Is there any consensus on whether this good etiquette?
I asked a question over on the emacs SE, and later on found a workaround for the problem based on another 4-year-old SE answer. I then updated the question with this new information. Although this included information solves the original problem I had, it doesn't actually answer the question I had.
A well-respected member of the community later asked that I move the addendum to an answer and accept it.
This is a variant of case 2 in etiquette for answering your own question:
Provide the answer in the question and ask the question phrased as "is there a better answer". This allows others to gain reputation, and doesn't look so greedy but makes your answer harder to vote on.
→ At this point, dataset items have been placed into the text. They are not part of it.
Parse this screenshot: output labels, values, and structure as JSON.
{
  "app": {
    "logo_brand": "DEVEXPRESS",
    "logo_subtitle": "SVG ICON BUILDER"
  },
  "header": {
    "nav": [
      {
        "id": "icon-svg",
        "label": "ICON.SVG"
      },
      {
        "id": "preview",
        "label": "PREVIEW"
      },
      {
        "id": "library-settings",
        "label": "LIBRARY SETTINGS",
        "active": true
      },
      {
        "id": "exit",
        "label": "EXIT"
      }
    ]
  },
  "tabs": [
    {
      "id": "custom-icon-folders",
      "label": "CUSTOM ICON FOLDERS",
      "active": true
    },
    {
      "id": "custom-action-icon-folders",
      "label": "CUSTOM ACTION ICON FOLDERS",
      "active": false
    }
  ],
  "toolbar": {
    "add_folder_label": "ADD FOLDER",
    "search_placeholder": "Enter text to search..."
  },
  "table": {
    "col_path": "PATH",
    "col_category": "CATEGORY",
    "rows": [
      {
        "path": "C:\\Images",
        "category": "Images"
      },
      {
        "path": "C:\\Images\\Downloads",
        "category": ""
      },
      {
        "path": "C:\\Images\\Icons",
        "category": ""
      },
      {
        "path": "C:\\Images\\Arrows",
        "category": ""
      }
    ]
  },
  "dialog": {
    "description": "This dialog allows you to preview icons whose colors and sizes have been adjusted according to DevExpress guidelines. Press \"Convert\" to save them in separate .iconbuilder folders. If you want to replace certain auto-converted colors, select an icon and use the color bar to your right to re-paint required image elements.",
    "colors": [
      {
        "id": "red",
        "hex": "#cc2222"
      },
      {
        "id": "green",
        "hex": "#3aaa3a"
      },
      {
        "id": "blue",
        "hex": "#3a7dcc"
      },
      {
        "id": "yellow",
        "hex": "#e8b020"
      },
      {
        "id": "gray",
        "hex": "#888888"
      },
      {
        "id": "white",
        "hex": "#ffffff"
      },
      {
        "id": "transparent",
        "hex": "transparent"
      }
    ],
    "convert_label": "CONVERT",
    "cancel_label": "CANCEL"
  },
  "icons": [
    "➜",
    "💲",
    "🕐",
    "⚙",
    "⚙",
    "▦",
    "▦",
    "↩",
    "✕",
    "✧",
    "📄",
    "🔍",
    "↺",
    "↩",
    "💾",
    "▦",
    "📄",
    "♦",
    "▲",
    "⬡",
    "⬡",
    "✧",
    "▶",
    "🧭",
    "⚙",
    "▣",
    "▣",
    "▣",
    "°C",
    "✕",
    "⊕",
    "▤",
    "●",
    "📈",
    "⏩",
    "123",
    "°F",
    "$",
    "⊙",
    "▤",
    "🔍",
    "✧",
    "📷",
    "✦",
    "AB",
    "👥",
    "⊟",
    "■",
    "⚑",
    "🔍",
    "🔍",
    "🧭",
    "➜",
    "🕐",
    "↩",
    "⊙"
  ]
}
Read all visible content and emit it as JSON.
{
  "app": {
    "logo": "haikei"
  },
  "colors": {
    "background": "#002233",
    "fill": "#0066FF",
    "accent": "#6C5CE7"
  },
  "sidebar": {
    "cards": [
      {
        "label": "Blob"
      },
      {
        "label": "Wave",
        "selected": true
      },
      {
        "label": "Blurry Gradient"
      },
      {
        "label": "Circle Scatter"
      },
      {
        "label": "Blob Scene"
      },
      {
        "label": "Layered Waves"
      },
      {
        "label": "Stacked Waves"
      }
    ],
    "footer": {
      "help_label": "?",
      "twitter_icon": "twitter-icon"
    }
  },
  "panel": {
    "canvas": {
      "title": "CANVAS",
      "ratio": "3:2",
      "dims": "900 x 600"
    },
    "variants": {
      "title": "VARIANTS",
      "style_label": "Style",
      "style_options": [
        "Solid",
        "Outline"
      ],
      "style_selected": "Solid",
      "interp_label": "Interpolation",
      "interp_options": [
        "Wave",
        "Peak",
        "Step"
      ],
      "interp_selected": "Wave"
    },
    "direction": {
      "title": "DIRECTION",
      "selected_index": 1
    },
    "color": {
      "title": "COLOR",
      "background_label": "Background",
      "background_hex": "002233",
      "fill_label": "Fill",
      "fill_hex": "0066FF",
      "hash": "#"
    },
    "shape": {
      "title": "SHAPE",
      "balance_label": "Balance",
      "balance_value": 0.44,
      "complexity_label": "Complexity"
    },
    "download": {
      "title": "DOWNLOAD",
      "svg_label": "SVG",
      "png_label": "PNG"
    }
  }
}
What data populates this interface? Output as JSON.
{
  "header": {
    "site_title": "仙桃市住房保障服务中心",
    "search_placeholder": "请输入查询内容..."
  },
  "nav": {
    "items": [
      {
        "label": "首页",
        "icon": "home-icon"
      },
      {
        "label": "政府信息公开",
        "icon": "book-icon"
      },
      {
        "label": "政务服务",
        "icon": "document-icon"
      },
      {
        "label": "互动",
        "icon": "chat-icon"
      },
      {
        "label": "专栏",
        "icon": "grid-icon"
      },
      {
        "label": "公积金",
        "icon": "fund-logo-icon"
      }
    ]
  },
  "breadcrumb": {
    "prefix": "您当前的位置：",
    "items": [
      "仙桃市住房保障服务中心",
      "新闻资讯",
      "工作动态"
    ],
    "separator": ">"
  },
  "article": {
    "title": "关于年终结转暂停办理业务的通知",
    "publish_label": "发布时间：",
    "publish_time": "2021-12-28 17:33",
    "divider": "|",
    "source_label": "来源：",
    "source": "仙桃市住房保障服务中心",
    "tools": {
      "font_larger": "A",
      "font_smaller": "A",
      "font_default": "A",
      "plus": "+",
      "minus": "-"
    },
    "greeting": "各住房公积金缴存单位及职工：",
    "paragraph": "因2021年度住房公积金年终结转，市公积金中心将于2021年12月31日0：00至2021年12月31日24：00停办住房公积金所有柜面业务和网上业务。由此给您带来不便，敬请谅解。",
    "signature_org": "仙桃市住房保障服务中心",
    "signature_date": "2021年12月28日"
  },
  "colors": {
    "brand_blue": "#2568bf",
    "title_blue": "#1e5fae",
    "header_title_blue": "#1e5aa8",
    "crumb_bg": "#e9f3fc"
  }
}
Except in this case, the answer I'm providing is something I'm not really happy with; I don't accept my own answer.
This answer is in favor of this approach:
I think #2 is a strong answer, respectful of the SO community.
Asking a question you know the answer to (especially if you answer int he same breath) is of dubious value and intent, but if you approach this with the mindset that what you think you "know" might not really be the best answer, I think you'll be illuminated most of the time.
But then a comment to this answer has an equal number of votes says:
#2 is a bad idea. What if the asker's answer is a good answer? Then we end up with an answer in the question, and no answer as an answer. It completely abuses the format of Stack Exchange.